For the informative prior, we could create a atanh-beta distribution, where X ~ atanh_beta(a, b) = atanh((X + 1) / 2) ~ beta(a, b).

bob-carpenter commented 8 years ago

I'd be OK with stationary_ar or stationary_ar_coef.

betanalpha commented 8 years ago

stationary_basis?

Having to write out “stationary” is a bit burdensome, so what aobut sar_basis ro sar_coef?

On Jul 5, 2016, at 2:49 AM, Bob Carpenter notifications@github.com wrote:

I'd be OK with stationary_ar or stationary_ar_coef.
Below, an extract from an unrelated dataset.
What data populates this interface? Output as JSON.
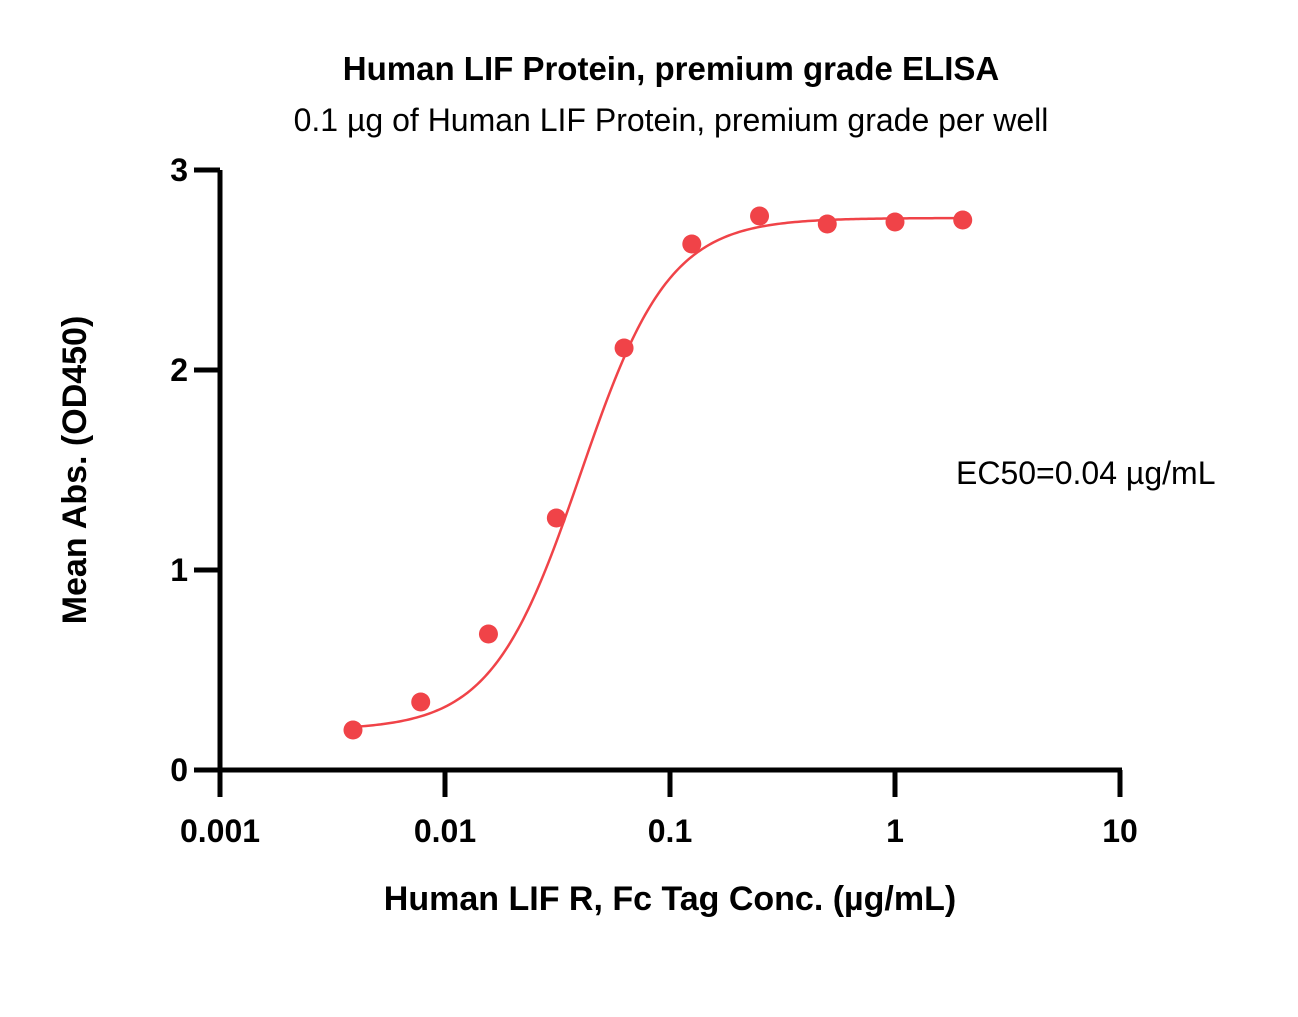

— You are receiving this because you are subscribed to this thread. Reply to this email directly, view it on GitHub, or mute the thread.

jrnold commented 8 years ago

But that's what autocomplete is for

jrnold commented 8 years ago

It'll take me a little bit of time to get re-familiarized with the C++ library since it's been so long since I looked at it, so I'll have a few questions.

bgoodri commented 8 years ago

See also https://arxiv.org/abs/1406.4584 for the vector case

elbamos commented 5 years ago

I'm curious whatever happened to this? It would definitely be nice to have.

elbamos commented 5 years ago

If anyone else comes across this page and attempts to use the code - I'm pretty sure the pacf_to_acf function should be:

  row_vector pacf_to_acf(vector x) {
    int n = num_elements(x);
    matrix[n, n] y = diag_matrix(x);

    for (k in 2:n) {
      for (i in 1:(k - 1)) {
        y[k, i] = y[k - 1, i] - x[k] * y[k - 1, k - i];
      }
    }
    return y[n];
  }

and you don't need the inverse or the log abs det jacobian if you set your priors on the auto-correlations and constrain them to [-1, 1].

bob-carpenter commented 5 years ago

@elbamos --- thanks for th clarification.